Dependencies have open security issues #796
Description
Socket.IO java client version: 2.1.2
Our security scanner flagged 5 CVE's that have known exploits available related to using old dependencies.
Please update the below dependencies:
org.json:json
com.squareup.okio:okio
com.squareup.okhttp3:okhttp
The library com.squareup.okio:okio version 1.15.0 was detected as a nested dependency of io.socket:socket.io-client version 2.1.2 in the Gradle library manager.
The com.squareup.okio:okio library is vulnerable to CVE-2023-3635, which exists in versions < 1.17.6.
The vulnerability was found in the Github Security Advisory with vendor severity: Medium (NVD severity: High).
This vulnerability has a known exploit available. Sources: Jfrog, VulnCheck.
The library org.json:json version 20090211 was detected as a nested dependency of io.socket:socket.io-client version 2.1.2 in the Gradle library manager.
The org.json:json library is vulnerable to CVE-2023-5072, which exists in versions <= 20230618.
The vulnerability was found in the Github Security Advisory with vendor severity: High (NVD severity: High).
This vulnerability has a known exploit available. Sources: Github, VulnCheck.

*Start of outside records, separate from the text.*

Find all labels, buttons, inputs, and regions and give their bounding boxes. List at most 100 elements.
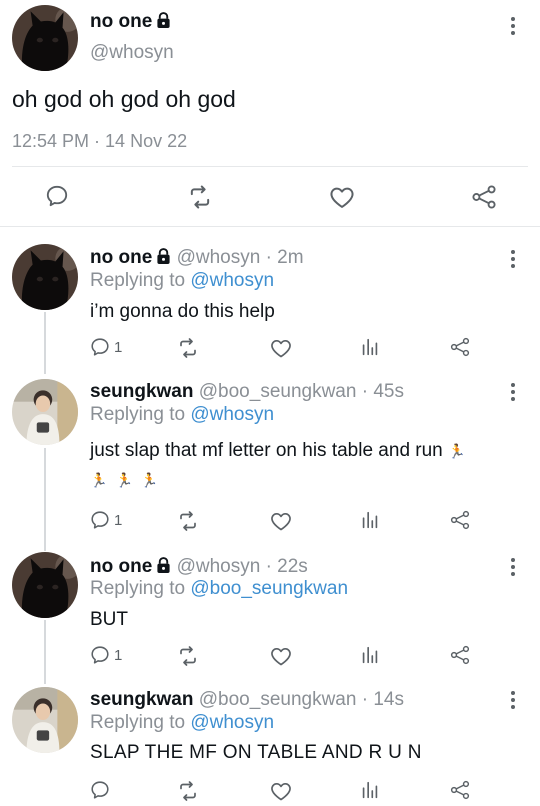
lock-icon	[156, 248, 171, 265]
reply-icon	[89, 336, 111, 358]
more-options-icon[interactable]	[503, 380, 523, 404]
analytics-icon	[359, 779, 381, 801]
running-emoji: 🏃	[115, 472, 133, 488]
reply-button[interactable]	[89, 779, 111, 801]
share-icon	[449, 336, 471, 358]
share-icon	[449, 509, 471, 531]
handle[interactable]: @whosyn	[177, 247, 261, 268]
display-name[interactable]: seungkwan	[90, 381, 193, 402]
running-emoji: 🏃	[90, 472, 108, 488]
thread-line	[44, 620, 46, 684]
analytics-icon	[359, 644, 381, 666]
lock-icon	[156, 12, 171, 29]
retweet-button[interactable]	[186, 183, 214, 211]
handle[interactable]: @boo_seungkwan	[199, 689, 357, 710]
handle[interactable]: @boo_seungkwan	[199, 381, 357, 402]
reply-time: · 2m	[265, 247, 304, 268]
share-button[interactable]	[470, 183, 498, 211]
reply-icon	[44, 183, 70, 209]
reply-time: · 45s	[361, 381, 404, 402]
retweet-button[interactable]	[176, 509, 200, 533]
replying-to-label: Replying to	[90, 270, 186, 291]
share-button[interactable]	[449, 509, 471, 531]
like-button[interactable]	[269, 779, 293, 803]
avatar[interactable]	[12, 687, 78, 753]
more-options-icon[interactable]	[503, 14, 523, 38]
retweet-icon	[176, 336, 200, 360]
like-icon	[269, 644, 293, 668]
replying-to-link[interactable]: @whosyn	[190, 270, 274, 291]
more-options-icon[interactable]	[503, 247, 523, 271]
share-icon	[449, 779, 471, 801]
analytics-button[interactable]	[359, 336, 381, 358]
reply-count: 1	[114, 338, 123, 356]
reply-time: · 22s	[265, 556, 308, 577]
reply-time: · 14s	[361, 689, 404, 710]
share-button[interactable]	[449, 644, 471, 666]
timestamp[interactable]: 12:54 PM · 14 Nov 22	[12, 131, 187, 152]
analytics-icon	[359, 509, 381, 531]
avatar[interactable]	[12, 379, 78, 445]
share-button[interactable]	[449, 336, 471, 358]
reply-text: i’m gonna do this help	[90, 301, 275, 322]
like-icon	[269, 779, 293, 803]
replying-to-label: Replying to	[90, 712, 186, 733]
reply-text: SLAP THE MF ON TABLE AND R U N	[90, 742, 422, 763]
like-button[interactable]	[269, 509, 293, 533]
display-name[interactable]: seungkwan	[90, 689, 193, 710]
like-button[interactable]	[269, 336, 293, 360]
analytics-button[interactable]	[359, 779, 381, 801]
share-button[interactable]	[449, 779, 471, 801]
reply-button[interactable]: 1	[89, 644, 122, 666]
retweet-icon	[176, 779, 200, 803]
retweet-icon	[176, 644, 200, 668]
reply-text: just slap that mf letter on his table an…	[90, 440, 443, 461]
like-icon	[328, 183, 356, 211]
reply-count: 1	[114, 646, 123, 664]
reply-button[interactable]	[44, 183, 70, 209]
thread-line	[44, 312, 46, 374]
replying-to-link[interactable]: @whosyn	[190, 404, 274, 425]
share-icon	[470, 183, 498, 211]
avatar[interactable]	[12, 5, 78, 71]
display-name[interactable]: no one	[90, 556, 152, 577]
reply-button[interactable]: 1	[89, 336, 122, 358]
reply-icon	[89, 644, 111, 666]
retweet-icon	[176, 509, 200, 533]
more-options-icon[interactable]	[503, 555, 523, 579]
like-button[interactable]	[269, 644, 293, 668]
display-name[interactable]: no one	[90, 11, 152, 32]
replying-to-link[interactable]: @boo_seungkwan	[190, 578, 348, 599]
reply-button[interactable]: 1	[89, 509, 122, 531]
retweet-button[interactable]	[176, 779, 200, 803]
divider	[0, 226, 540, 227]
reply-icon	[89, 779, 111, 801]
retweet-button[interactable]	[176, 644, 200, 668]
analytics-icon	[359, 336, 381, 358]
avatar[interactable]	[12, 552, 78, 618]
running-emoji: 🏃	[140, 472, 159, 488]
share-icon	[449, 644, 471, 666]
display-name[interactable]: no one	[90, 247, 152, 268]
like-icon	[269, 336, 293, 360]
reply-icon	[89, 509, 111, 531]
thread-line	[44, 448, 46, 551]
handle[interactable]: @whosyn	[177, 556, 261, 577]
retweet-icon	[186, 183, 214, 211]
analytics-button[interactable]	[359, 644, 381, 666]
replying-to-label: Replying to	[90, 578, 186, 599]
replying-to-link[interactable]: @whosyn	[190, 712, 274, 733]
analytics-button[interactable]	[359, 509, 381, 531]
tweet-text: oh god oh god oh god	[12, 86, 236, 112]
lock-icon	[156, 557, 171, 574]
avatar[interactable]	[12, 244, 78, 310]
reply-count: 1	[114, 511, 123, 529]
divider	[12, 166, 528, 167]
more-options-icon[interactable]	[503, 688, 523, 712]
replying-to-label: Replying to	[90, 404, 186, 425]
reply-text: BUT	[90, 609, 128, 630]
retweet-button[interactable]	[176, 336, 200, 360]
handle[interactable]: @whosyn	[90, 42, 174, 64]
like-button[interactable]	[328, 183, 356, 211]
running-emoji: 🏃	[448, 443, 466, 459]
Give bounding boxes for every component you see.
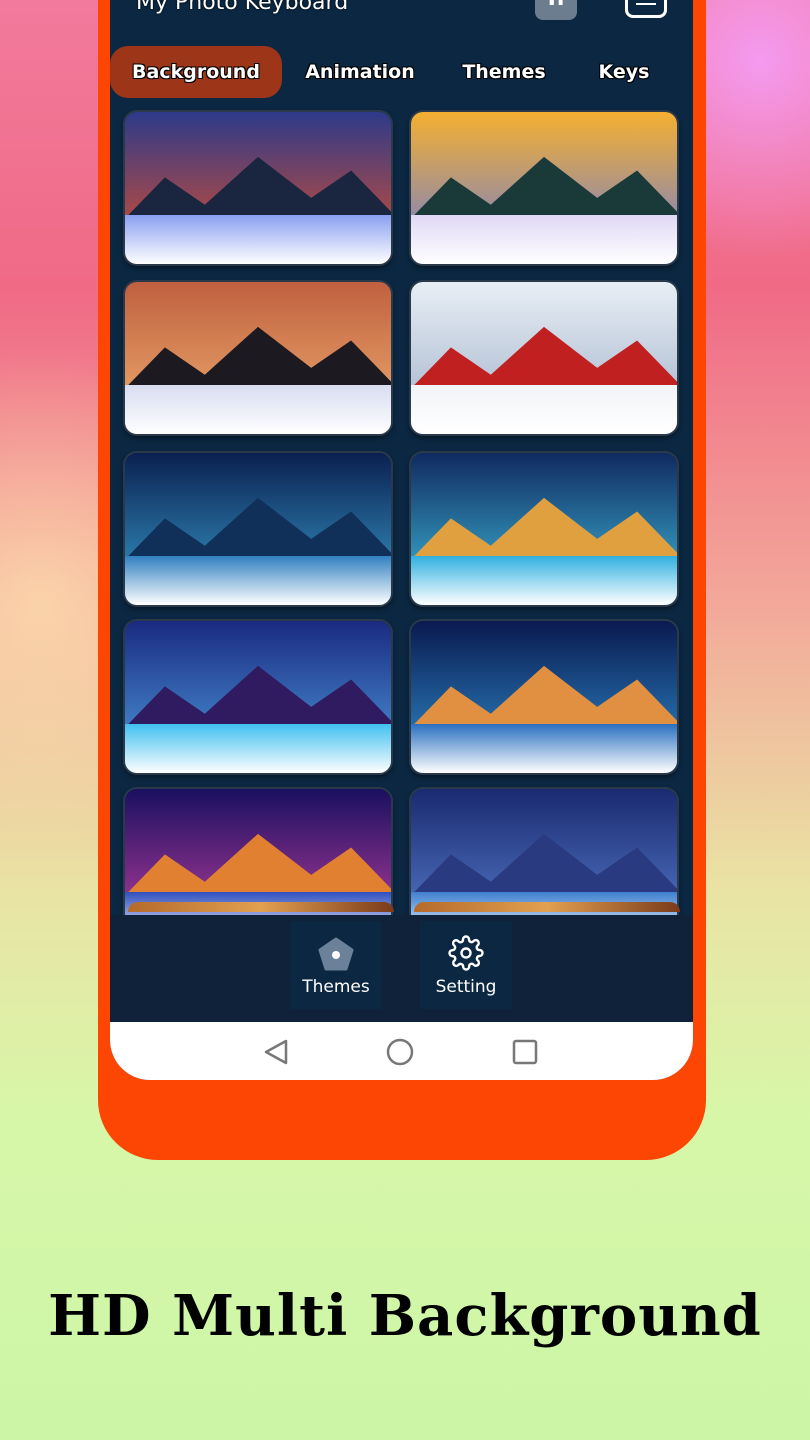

The library org.json:json version 20090211 was detected as a nested dependency of io.socket:socket.io-client version 2.1.2 in the Gradle library manager.
The org.json:json library is vulnerable to CVE-2022-45688, which exists in versions < 20230227.
The vulnerability was found in the Github Security Advisory with vendor severity: High (NVD severity: High).
This vulnerability has a known exploit available. Sources: Github [1, 2], VulnCheck.
The library com.squareup.okhttp3:okhttp version 3.12.12 was detected as a nested dependency of io.socket:socket.io-client version 2.1.2 in the Gradle library manager.
The com.squareup.okhttp3:okhttp library is vulnerable to CVE-2023-0833, which exists in versions <4.9.2.
The vulnerability was found in the Safety Maven Advisories with vendor severity: Medium (NVD severity: Medium).
This vulnerability has a known exploit available. Sources: Github, VulnCheck.
The library com.squareup.okhttp3:okhttp version 3.12.12 was detected as a nested dependency of io.socket:socket.io-client version 2.1.2 in the Gradle library manager.
The com.squareup.okhttp3:okhttp library is vulnerable to CVE-2021-0341, which exists in versions < 4.9.2.
The vulnerability was found in the Github Security Advisory with vendor severity: High (NVD severity: High).
The vulnerability can be remediated by updating the com.squareup.okhttp3:okhttp library to version 4.9.2 or higher by overriding the dependency version, or by upgrading the direct library io.socket:socket.io-client to a patched version, using gradle --refresh-dependencies.